Shortly afterward I told Chris that I had lent my ex-boyfriend $4,000. You idiot, said his face. “Good luck,” he said aloud. “You’ll never see that money again.”
“Yes, I will,” I said.
Very recently my ex and I had another conversation, one that went very well, very reasonably. He told me he’d been promoted even farther into the ranks of upper management at his multinational enterprise—something that didn’t surprise me since he had found the exact arena in which his charm, ambition, and savvy could massively succeed. With the promotion came a raise, I assumed, and in the middle of the call, I blurted out, “Where’s my money?”
“Oh, that?” he said, with maddening ease. He had been sending money to his mother, he said, but he could send her less and instead begin sending the difference to me either by check or direct deposit. All I had to do was tell him my preference.

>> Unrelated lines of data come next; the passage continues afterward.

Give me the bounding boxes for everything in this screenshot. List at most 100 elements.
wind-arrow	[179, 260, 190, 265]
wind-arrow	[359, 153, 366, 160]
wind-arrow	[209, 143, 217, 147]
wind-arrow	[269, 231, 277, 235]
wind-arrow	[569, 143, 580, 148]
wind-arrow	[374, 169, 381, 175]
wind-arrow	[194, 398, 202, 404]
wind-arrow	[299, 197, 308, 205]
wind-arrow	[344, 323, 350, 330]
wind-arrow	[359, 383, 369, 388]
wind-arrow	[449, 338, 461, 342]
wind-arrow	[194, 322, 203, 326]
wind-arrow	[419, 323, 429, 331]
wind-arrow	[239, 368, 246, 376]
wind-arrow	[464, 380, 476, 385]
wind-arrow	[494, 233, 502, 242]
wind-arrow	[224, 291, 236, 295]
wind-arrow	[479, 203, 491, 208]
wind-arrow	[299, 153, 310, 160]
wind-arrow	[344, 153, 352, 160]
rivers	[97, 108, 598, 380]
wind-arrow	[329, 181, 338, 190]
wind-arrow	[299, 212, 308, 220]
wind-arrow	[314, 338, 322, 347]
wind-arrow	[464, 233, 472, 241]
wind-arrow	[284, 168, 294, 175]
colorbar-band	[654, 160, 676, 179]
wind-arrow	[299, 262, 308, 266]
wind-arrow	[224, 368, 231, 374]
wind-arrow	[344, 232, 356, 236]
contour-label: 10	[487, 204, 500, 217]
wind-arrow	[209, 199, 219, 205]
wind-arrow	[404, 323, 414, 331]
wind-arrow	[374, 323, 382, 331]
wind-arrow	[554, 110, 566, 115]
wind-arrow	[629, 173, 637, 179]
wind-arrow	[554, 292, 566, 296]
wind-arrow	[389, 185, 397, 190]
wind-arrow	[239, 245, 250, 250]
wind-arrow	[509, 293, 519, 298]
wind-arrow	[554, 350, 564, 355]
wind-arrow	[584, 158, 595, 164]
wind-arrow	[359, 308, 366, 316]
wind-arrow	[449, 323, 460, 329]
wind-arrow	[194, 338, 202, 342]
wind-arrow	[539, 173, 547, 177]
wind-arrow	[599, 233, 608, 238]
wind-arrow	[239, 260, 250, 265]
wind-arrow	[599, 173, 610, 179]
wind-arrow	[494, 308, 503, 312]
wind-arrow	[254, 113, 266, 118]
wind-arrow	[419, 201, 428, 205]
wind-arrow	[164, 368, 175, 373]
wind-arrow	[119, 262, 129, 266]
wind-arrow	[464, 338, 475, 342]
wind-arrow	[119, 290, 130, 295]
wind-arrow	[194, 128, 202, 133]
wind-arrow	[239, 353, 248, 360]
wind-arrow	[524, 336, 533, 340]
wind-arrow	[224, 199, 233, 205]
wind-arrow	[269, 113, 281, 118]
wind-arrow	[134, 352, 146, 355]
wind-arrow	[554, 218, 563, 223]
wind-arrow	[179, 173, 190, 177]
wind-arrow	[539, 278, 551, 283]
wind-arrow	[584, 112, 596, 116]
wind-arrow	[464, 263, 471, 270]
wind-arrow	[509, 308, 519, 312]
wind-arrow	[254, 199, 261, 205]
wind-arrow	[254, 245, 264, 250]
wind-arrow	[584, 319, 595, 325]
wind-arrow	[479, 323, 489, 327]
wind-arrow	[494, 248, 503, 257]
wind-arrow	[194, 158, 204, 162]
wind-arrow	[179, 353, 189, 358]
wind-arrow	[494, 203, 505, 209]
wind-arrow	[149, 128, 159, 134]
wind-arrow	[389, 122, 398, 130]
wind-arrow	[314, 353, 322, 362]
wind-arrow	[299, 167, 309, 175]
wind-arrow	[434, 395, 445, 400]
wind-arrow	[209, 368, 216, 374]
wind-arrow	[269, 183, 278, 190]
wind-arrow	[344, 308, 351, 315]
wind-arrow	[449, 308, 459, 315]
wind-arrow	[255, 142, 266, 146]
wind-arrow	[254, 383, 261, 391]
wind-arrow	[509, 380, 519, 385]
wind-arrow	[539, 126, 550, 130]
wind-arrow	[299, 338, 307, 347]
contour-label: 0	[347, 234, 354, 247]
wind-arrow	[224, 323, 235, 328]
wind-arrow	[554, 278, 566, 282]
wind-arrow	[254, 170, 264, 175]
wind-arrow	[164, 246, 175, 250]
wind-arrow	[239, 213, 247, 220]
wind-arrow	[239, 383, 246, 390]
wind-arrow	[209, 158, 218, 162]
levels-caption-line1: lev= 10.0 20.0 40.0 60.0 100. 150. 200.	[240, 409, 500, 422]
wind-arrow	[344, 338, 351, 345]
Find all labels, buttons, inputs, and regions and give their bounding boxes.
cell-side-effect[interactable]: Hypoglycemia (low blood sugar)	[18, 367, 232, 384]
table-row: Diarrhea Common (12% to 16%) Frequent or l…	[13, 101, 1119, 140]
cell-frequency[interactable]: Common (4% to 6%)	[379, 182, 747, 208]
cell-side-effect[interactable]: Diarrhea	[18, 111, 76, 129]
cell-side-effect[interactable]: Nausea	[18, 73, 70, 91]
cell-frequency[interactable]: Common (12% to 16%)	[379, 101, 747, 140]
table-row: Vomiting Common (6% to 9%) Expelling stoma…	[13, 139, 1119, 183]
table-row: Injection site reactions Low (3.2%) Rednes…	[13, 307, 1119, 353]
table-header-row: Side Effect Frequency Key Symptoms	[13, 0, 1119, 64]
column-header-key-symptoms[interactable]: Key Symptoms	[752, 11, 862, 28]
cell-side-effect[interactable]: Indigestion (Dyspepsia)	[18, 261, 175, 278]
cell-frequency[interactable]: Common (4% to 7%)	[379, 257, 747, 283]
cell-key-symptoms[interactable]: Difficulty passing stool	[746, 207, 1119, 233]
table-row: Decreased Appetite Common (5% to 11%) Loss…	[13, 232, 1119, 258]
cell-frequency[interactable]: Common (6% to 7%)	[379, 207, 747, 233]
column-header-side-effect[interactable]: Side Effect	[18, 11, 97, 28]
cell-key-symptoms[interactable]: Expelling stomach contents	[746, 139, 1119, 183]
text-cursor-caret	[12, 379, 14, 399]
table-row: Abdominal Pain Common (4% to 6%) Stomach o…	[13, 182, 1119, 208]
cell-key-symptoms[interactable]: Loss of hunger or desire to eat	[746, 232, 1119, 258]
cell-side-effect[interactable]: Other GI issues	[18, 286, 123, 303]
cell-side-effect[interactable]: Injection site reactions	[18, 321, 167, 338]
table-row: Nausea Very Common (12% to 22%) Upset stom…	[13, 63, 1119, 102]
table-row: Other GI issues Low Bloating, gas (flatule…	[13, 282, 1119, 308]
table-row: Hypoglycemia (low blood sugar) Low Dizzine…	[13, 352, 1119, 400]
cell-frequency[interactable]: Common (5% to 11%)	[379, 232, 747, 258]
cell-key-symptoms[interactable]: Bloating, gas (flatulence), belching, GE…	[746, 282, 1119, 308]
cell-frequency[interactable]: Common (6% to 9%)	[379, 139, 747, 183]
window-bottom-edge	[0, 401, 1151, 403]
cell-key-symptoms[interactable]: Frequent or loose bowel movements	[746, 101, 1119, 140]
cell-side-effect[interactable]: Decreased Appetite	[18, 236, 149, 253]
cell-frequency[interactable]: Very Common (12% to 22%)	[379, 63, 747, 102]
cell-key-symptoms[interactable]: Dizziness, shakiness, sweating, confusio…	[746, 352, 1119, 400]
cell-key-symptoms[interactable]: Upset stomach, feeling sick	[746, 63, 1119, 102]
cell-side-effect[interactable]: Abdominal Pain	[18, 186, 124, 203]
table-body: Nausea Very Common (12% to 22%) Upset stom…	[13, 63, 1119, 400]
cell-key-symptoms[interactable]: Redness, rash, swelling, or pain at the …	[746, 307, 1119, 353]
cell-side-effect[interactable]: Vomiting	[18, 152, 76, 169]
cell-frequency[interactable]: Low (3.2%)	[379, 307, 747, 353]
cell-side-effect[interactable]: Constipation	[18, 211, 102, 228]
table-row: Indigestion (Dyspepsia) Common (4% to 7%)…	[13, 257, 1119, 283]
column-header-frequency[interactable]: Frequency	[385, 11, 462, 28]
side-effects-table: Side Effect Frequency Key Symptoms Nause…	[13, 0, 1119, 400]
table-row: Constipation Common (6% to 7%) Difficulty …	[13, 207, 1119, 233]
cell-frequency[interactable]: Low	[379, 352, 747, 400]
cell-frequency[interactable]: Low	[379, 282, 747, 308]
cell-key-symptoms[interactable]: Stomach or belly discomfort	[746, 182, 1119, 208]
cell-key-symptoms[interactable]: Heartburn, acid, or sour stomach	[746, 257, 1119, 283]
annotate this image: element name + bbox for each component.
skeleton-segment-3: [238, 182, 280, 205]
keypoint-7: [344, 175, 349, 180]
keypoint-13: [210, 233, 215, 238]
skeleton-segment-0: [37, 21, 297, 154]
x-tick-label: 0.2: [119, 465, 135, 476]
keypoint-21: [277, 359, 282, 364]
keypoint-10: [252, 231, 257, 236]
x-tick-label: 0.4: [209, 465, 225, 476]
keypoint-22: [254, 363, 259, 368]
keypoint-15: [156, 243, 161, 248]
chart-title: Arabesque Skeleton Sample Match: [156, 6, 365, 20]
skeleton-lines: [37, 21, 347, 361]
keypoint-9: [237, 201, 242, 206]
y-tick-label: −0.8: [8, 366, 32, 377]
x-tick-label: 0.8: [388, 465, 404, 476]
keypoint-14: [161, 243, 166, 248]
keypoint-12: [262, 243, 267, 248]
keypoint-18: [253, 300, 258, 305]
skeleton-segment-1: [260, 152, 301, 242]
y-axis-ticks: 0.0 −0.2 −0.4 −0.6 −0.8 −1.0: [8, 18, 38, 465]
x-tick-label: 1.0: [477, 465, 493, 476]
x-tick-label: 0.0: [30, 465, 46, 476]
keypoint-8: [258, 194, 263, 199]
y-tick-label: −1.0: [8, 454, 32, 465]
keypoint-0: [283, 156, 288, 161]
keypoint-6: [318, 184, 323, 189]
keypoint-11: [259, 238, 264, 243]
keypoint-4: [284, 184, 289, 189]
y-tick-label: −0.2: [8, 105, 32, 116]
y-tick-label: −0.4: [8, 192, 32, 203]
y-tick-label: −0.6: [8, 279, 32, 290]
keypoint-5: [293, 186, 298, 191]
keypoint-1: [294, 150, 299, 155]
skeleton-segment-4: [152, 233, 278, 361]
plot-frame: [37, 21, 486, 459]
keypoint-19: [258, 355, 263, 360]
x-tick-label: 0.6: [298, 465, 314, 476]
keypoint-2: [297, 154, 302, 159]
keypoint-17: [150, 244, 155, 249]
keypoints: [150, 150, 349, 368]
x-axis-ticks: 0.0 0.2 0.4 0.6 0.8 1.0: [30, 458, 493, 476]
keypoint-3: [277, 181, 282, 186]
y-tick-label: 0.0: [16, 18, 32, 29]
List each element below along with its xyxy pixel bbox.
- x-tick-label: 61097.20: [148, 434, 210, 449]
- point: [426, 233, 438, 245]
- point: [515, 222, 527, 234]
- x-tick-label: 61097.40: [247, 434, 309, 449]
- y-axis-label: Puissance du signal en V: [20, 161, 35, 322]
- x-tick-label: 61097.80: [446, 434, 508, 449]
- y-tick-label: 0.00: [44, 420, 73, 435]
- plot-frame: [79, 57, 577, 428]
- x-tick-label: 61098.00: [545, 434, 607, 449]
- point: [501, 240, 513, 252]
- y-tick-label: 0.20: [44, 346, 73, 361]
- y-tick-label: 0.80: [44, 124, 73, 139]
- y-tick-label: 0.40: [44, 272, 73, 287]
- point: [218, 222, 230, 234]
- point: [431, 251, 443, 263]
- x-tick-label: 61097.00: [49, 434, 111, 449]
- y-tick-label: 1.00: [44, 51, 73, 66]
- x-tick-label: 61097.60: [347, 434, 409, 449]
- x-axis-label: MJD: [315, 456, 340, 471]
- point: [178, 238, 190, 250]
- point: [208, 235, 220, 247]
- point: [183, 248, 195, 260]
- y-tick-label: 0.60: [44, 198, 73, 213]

I didn’t need the money back right this minute, I told him. But I want it. I want the debt to be over. I don’t want this thread of obligation, this sticky residue. And I wanted to prove Chris wrong, and anyone else wrong, to prove that I was right to hand the money over in the first place, that I would be right if I ever had to do it again. I sent him my bank account information. It’s been a week. I have no doubt that the money will begin to appear soon.